Donnerstag, 25. August 2016

Rezension: NK-BGB Band 1: BGB AT und EGBGB

Heidel / Hüßtege / Mansel / Noack, Nomos Kommentar BGB Band 1: Allgemeiner Teil und EGBGB, 3. Auflage, Nomos 2016

Von cand. iur. Andreas Seidel, Göttingen



In der Gesamtherausgabe von Dauner-Lieb, Heidel und Ring wird der Nomos Kommentar BGB nun bereits in der dritten Auflage veröffentlicht. Federführend für den ersten Band waren die Herausgeber RA und FA Dr. Thomas Heidel, VorsRiOLG Dr. Rainer Hüßtege, Prof. Dr. Heinz-Peter Mansel und Prof. Dr. Ulrich Noack. Dieser Band betrifft sowohl die §§ 1 bis 240 BGB und somit den allgemeinen Teil des BGB und daneben die Kommentierung des EGBGB, das AGG sowie das Transplantationsgesetz.

Seit der Vorauflage aus 2011 ist zunächst die Verbraucherrechte-RL erlassen worden, sodass nicht nur der allgemeine Teil des Schuldrechts insb. das Widerrufrecht tiefgreifende Änderungen erfahren hat, auch § 13 BGB wurde modifiziert. Zudem wurden im Rahmen der Neuauflage vor Allem die §§ 27, 31a, 31b, 80 f., 126b und 197 BGB umfassend erneuert. Darüber hinaus machte es der Erlass der Europäischen Erbrechts-VO nötig, die Artt. 3, 3a, 17b sowie 25 f. EGBGB neu zu fassen, wodurch die Kommentierung des autonomen Kollisionsrechts einer Aktualisierung bedurfte, obwohl die EUErbVO an sich erst im sechsten Band des Nomos Kommentar BGB besprochen wird. Daneben versteht es sich von selbst, dass auch in den übrigen Bereichen dieses Bandes die Rechtsprechung und Literatur bis zum Herbst 2015 aktualisiert wurde.

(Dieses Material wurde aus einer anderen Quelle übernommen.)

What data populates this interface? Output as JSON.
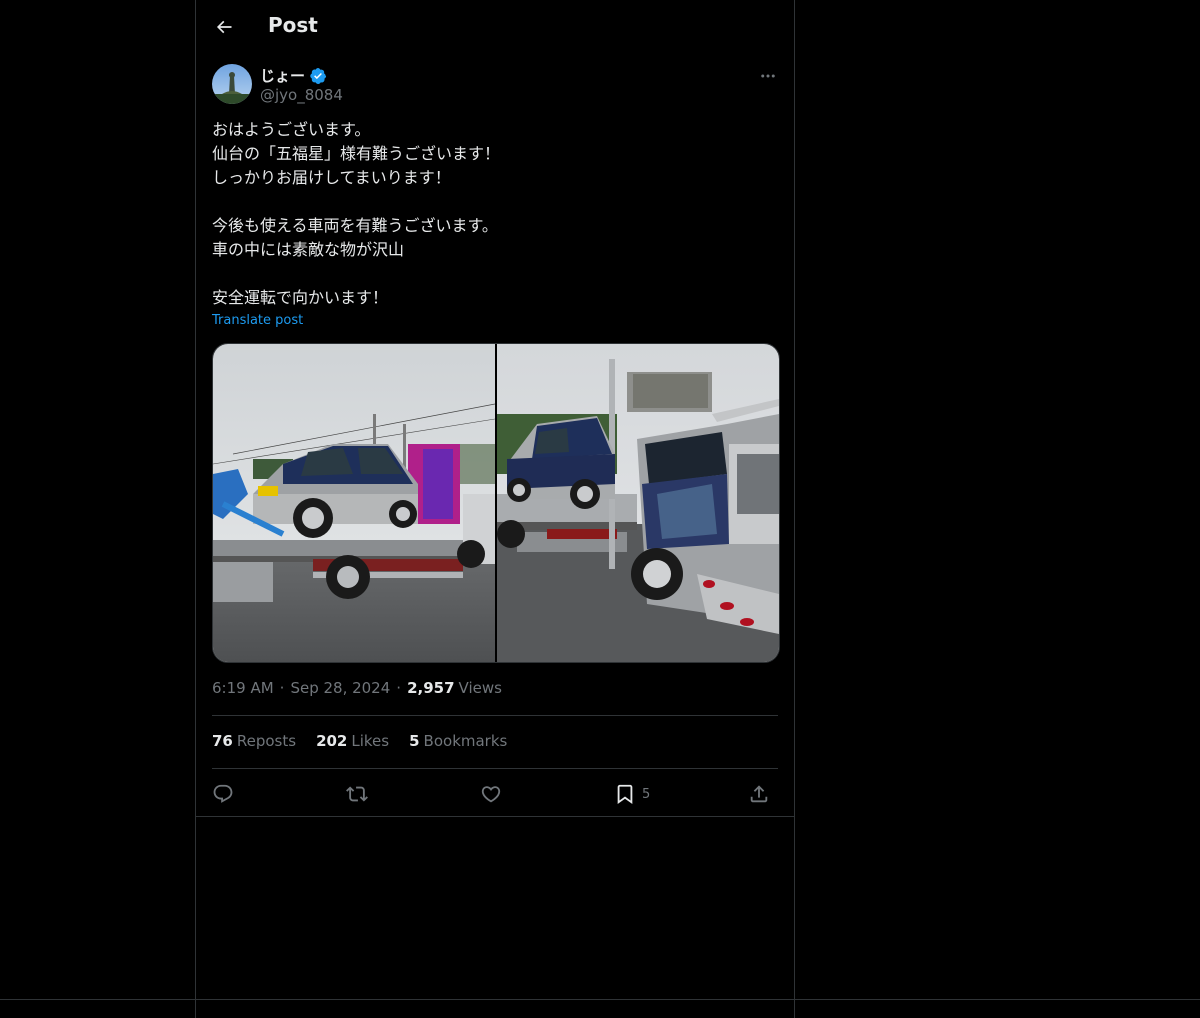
{
  "header": {
    "title": "Post"
  },
  "author": {
    "display_name": "じょー",
    "handle": "@jyo_8084",
    "verified": true
  },
  "tweet": {
    "lines": [
      "おはようございます。",
      "仙台の「五福星」様有難うございます！",
      "しっかりお届けしてまいります！",
      "",
      "今後も使える車両を有難うございます。",
      "車の中には素敵な物が沢山",
      "",
      "安全運転で向かいます！"
    ],
    "translate_label": "Translate post"
  },
  "media": {
    "photos": [
      "truck-side-photo",
      "truck-front-photo"
    ]
  },
  "meta": {
    "time": "6:19 AM",
    "date": "Sep 28, 2024",
    "views_count": "2,957",
    "views_label": "Views"
  },
  "stats": {
    "reposts_count": "76",
    "reposts_label": "Reposts",
    "likes_count": "202",
    "likes_label": "Likes",
    "bookmarks_count": "5",
    "bookmarks_label": "Bookmarks"
  },
  "actions": {
    "bookmark_count": "5"
  },
  "colors": {
    "accent": "#1d9bf0",
    "background": "#000000",
    "muted": "#71767b",
    "text": "#e7e9ea",
    "border": "#2f3336"
  }
}
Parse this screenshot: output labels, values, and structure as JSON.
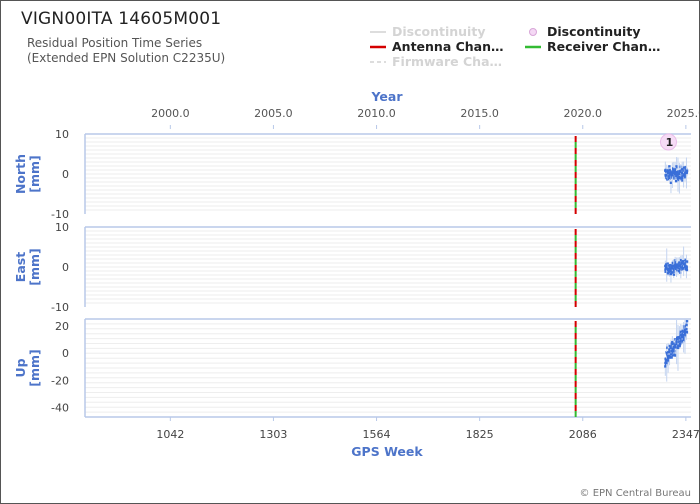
{
  "header": {
    "title": "VIGN00ITA 14605M001",
    "subtitle_line1": "Residual Position Time Series",
    "subtitle_line2": "(Extended EPN Solution C2235U)"
  },
  "legend": [
    {
      "label": "Discontinuity",
      "state": "hidden",
      "color": "#cccccc",
      "symbol": "line"
    },
    {
      "label": "Discontinuity",
      "state": "visible",
      "color": "#d06bd0",
      "symbol": "circle"
    },
    {
      "label": "Antenna Chan…",
      "state": "visible",
      "color": "#d40000",
      "symbol": "line"
    },
    {
      "label": "Receiver Chan…",
      "state": "visible",
      "color": "#33bb33",
      "symbol": "line"
    },
    {
      "label": "Firmware Cha…",
      "state": "hidden",
      "color": "#cccccc",
      "symbol": "dashed-line"
    }
  ],
  "footer": {
    "credit": "© EPN Central Bureau"
  },
  "chart_data": {
    "type": "scatter",
    "top_axis": {
      "title": "Year",
      "ticks": [
        "2000.0",
        "2005.0",
        "2010.0",
        "2015.0",
        "2020.0",
        "2025.0"
      ]
    },
    "bottom_axis": {
      "title": "GPS Week",
      "ticks": [
        "1042",
        "1303",
        "1564",
        "1825",
        "2086",
        "2347"
      ],
      "range": [
        826,
        2360
      ]
    },
    "year_ticks_week": [
      1042,
      1303,
      1564,
      1825,
      2086,
      2347
    ],
    "panels": [
      {
        "name": "North",
        "ylabel": "North\n[mm]",
        "ylim": [
          -10,
          10
        ],
        "ticks": [
          10,
          0,
          -10
        ],
        "data_start_week": 2295,
        "data_end_week": 2350,
        "trend": [
          0,
          0
        ],
        "noise": 1.2
      },
      {
        "name": "East",
        "ylabel": "East\n[mm]",
        "ylim": [
          -10,
          10
        ],
        "ticks": [
          10,
          0,
          -10
        ],
        "data_start_week": 2295,
        "data_end_week": 2350,
        "trend": [
          -0.5,
          0.5
        ],
        "noise": 1.0
      },
      {
        "name": "Up",
        "ylabel": "Up\n[mm]",
        "ylim": [
          -47,
          25
        ],
        "ticks": [
          20,
          0,
          -20,
          -40
        ],
        "data_start_week": 2295,
        "data_end_week": 2350,
        "trend": [
          -5,
          17
        ],
        "noise": 4
      }
    ],
    "equipment_changes": [
      {
        "type": "Antenna",
        "week": 2068,
        "color": "#d40000"
      },
      {
        "type": "Receiver",
        "week": 2068,
        "color": "#33bb33"
      }
    ],
    "discontinuities": [
      {
        "label": "1",
        "week": 2303,
        "panel": "North",
        "y": 8
      }
    ],
    "series_color": "#3a6fd8",
    "grid": true
  }
}
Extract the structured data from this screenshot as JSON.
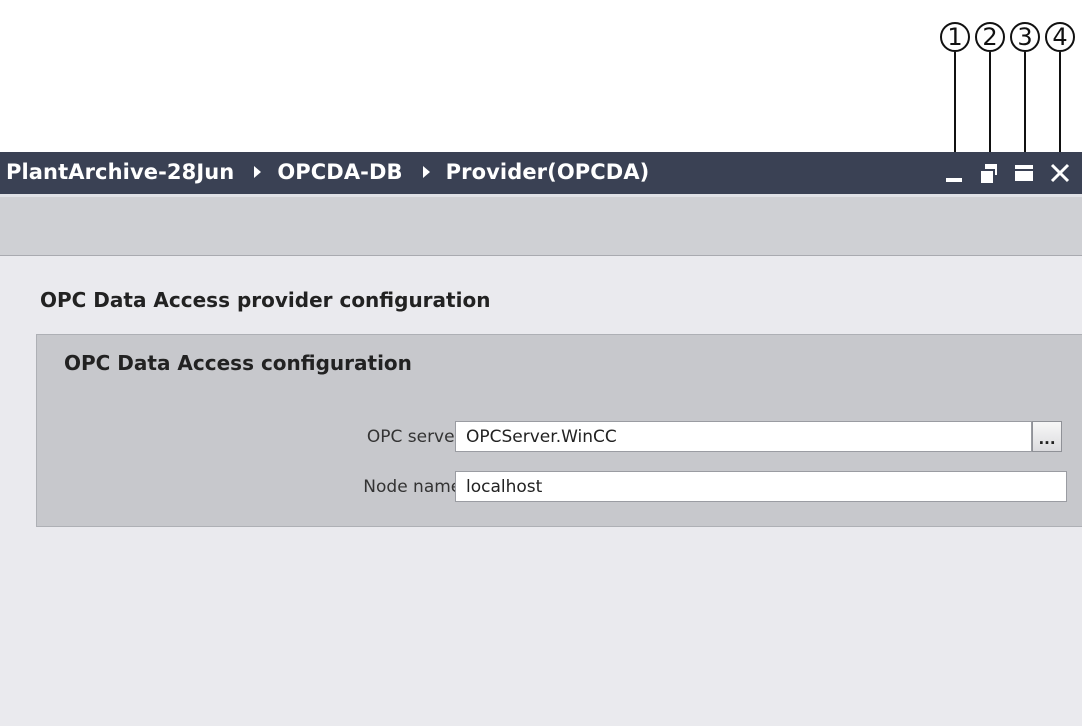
{
  "callouts": [
    "1",
    "2",
    "3",
    "4"
  ],
  "window": {
    "breadcrumb": [
      "PlantArchive-28Jun",
      "OPCDA-DB",
      "Provider(OPCDA)"
    ],
    "controls": [
      "minimize-icon",
      "restore-icon",
      "maximize-icon",
      "close-icon"
    ]
  },
  "main": {
    "section_title": "OPC Data Access provider configuration",
    "group": {
      "title": "OPC Data Access configuration",
      "fields": [
        {
          "label": "OPC server:",
          "value": "OPCServer.WinCC"
        },
        {
          "label": "Node name:",
          "value": "localhost"
        }
      ],
      "browse_label": "..."
    }
  },
  "colors": {
    "titlebar": "#3a4154",
    "toolbar": "#cfd0d4",
    "content": "#eaeaee",
    "group": "#c7c8cc"
  }
}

Aufgrund der andernorts an den Tag gelegten Praxis, das Allgemeine Persönlichkeitsrecht (APR) umfassend im Zuge des § 12 BGB zu kommentieren, sei an dieser Stelle darauf hingewiesen, dass der Nomos Kommentar BGB diese Praxis nicht pflegt. Zwar findet sich in § 12 BGB Rn. 19 das Namensrecht als Persönlichkeitsrecht, in § 12 BGB Rn. 128 sowie in § 1 BGB Rn. 32 das postmortale Persönlichkeitsrecht, zudem wird in § 12 BGB Rn. 27 das Verhältnis von APR zum Namensrecht erläutert, jedoch findet sich im vorliegenden Band keine umfassende Besprechung dieses Themenkomplexes (vielmehr findet sich diese unter § 823 BGB Rn. 177 ff. im Band 2.2). Im gleichen Zug sei aber auch gesagt, dass sich im Anhang zu § 21 BGB das Gemeinnützigkeitsrecht des eingetragenen Vereins besprochen wird, im Rahmen des § 128 BGB die Amtshaftung des Notars, bei § 133 BGB die Auslegung von Gesetzen sowie die Rechtsfortbildung, bei § 138 BGB das ProstG, bei § 156 BGB den Vertragsschluss im Internet, sowie bei Art. 5 EGBGB das New-Yorker UN‑Übereinkommen über die Rechtsstellung der Staatenlosen, bei Art. 8 EGBGB das Haager Übereinkommen über den internationalen Schutz von Erwachsenen, bei Art. 11 EGBGB das Vollmachtstatut, bei Art. 12 EGBGB die juristischen Personen und Gesellschaften, bei Art. 13 EGBGB das Verlöbnis, die nichteheliche Lebensgemeinschaft und das Haager Eheschließungsübereinkommen, bei Art. 15 EGBGB das Haager Ehewirkungsabkommen, das GüterstG und Art. 220 Abs. 3 EGBGB und im Rahmen des Art. 46c EGBGB das internationale Wertpapierrecht.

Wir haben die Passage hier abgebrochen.